»Division Göben, 53. westfälisches Infanterie-Regiment, 10. Juli bei Kissingen,« sagte der Invalide und wies auf seinen Beinstumpf.
»Niederrheinisches Füsilierregiment, Ersatzbataillon, 10. Juli bei Hammelburg!«
Das war ein Händeschütteln, waren sie doch am selben Tag, nicht weit von einander, im Feuer gewesen! Mit Bewunderung sahen die beiden Landwehrmänner das Ehrenzeichen auf der Brust des Kriegskameraden.
Der Invalide strahlte.
»Ja,« sagte er, »wir hatten die fränkische Saale überschritten, am 10. Juli war’s, wir machten den Übergang auf einem Balken, die Brücke hatten die Hundsfötter gesprengt, in Kissingen steckten sie drin, die verfluchten Bayern –«
Josefine mochte die Erzählung nicht mehr mit anhören, sie ging hastig hinaus.
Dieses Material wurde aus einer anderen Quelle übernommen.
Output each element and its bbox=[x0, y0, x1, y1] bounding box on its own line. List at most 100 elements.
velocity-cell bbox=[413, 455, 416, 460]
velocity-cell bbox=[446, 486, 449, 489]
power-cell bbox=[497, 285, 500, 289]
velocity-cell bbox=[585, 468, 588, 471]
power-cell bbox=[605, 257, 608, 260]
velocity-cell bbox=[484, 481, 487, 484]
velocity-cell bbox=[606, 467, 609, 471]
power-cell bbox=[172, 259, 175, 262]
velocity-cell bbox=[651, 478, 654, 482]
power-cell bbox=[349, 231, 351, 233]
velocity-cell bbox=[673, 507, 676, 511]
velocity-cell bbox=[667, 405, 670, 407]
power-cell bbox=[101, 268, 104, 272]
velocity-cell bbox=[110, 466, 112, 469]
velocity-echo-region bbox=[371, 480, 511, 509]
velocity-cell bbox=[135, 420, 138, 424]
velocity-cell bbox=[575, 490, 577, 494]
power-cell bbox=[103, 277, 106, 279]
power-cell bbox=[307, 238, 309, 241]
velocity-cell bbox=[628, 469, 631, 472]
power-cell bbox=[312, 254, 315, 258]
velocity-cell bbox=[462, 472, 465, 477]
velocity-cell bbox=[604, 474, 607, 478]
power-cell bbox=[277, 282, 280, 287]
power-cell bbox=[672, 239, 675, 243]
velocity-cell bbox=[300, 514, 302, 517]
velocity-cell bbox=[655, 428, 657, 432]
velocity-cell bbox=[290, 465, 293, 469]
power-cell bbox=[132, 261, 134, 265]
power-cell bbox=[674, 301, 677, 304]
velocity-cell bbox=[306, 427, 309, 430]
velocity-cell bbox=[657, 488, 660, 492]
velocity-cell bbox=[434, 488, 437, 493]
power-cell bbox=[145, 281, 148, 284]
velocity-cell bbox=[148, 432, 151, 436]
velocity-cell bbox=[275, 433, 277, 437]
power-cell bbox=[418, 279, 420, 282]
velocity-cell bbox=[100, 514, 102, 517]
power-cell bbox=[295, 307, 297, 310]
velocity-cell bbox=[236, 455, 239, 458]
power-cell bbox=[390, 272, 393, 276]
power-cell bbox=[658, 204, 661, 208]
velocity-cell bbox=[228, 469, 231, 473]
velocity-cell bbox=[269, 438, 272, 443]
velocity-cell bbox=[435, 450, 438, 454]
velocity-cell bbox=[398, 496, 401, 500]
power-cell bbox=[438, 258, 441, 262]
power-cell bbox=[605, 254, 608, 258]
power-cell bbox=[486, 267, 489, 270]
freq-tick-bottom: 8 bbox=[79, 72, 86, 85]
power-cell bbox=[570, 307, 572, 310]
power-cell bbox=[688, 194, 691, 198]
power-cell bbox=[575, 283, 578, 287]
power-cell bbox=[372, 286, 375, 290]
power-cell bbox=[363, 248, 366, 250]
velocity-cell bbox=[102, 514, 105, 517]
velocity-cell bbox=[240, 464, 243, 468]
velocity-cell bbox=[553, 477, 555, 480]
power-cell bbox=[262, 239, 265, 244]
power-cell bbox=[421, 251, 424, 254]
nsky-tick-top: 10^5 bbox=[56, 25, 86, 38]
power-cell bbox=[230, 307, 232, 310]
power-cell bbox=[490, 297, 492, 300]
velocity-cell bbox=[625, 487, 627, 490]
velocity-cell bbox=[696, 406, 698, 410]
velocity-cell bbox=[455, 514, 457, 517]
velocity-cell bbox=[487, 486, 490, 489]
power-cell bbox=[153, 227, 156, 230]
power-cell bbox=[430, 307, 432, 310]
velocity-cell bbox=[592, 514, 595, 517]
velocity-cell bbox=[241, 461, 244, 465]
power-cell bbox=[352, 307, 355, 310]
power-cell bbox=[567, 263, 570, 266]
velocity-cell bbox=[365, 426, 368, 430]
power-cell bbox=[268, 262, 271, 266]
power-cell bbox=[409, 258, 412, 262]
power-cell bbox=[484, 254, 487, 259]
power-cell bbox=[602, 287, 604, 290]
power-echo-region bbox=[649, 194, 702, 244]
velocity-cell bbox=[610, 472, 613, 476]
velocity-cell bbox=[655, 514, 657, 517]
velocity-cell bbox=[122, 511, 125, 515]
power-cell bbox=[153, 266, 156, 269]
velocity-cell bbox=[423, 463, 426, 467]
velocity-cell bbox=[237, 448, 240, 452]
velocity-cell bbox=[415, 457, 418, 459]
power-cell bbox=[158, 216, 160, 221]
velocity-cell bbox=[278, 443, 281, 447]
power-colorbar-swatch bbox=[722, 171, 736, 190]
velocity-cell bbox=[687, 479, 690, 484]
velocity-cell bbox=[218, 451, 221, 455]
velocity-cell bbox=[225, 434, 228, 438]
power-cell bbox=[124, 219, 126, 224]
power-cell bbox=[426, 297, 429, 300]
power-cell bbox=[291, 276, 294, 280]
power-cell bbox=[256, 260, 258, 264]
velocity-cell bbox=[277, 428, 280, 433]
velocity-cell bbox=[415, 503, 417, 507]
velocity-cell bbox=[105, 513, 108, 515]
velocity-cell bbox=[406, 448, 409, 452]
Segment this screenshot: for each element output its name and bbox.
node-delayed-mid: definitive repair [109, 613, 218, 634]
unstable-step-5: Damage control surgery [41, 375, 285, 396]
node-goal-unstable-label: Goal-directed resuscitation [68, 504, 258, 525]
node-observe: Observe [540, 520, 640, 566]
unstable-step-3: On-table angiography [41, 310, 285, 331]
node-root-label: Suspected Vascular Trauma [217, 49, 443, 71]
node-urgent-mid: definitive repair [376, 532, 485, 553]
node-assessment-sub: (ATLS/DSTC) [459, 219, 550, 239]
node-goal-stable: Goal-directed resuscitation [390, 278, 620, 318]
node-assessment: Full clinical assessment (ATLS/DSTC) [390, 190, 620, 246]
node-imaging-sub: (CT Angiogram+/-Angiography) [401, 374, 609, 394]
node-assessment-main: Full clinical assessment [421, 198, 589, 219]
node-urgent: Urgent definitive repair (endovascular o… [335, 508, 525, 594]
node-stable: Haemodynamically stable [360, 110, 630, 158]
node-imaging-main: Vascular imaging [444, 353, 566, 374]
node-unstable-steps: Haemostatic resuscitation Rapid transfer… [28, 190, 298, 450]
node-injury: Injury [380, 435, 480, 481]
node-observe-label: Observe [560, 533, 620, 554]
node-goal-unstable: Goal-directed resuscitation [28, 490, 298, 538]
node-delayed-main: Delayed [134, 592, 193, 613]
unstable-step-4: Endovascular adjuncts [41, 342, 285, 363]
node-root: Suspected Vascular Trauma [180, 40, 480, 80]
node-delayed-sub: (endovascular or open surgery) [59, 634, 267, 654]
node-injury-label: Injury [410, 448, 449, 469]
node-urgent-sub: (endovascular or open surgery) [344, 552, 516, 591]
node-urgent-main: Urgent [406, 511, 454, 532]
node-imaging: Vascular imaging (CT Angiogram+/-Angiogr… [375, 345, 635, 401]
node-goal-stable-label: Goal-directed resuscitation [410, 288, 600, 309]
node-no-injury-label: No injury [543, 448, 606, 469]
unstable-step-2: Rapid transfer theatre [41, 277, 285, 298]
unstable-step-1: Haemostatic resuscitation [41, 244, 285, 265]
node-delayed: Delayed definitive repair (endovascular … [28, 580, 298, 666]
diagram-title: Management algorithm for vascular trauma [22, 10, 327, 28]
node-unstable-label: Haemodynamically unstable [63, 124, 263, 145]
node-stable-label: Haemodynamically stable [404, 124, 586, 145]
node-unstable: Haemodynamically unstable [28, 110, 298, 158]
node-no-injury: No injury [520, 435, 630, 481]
Der Vater hatte ihr einstmals auch vom Krieg erzählt – aber wie anders! Und doch mußte sie froh sein, daß der Stolz dem Bruder über den Verlust seines Beines weghalf.
Als sie wieder hineinkam, hatte er eben geendet, mit hochrotem Kopf saß er in seinem Stuhl. Die Landwehrleute machten ein großes Hallo; sie ließen nicht nach, er mußte mit ihnen nebenan in die Wirtschaft gehen und ein kameradschaftliches Glas mit ihnen leeren.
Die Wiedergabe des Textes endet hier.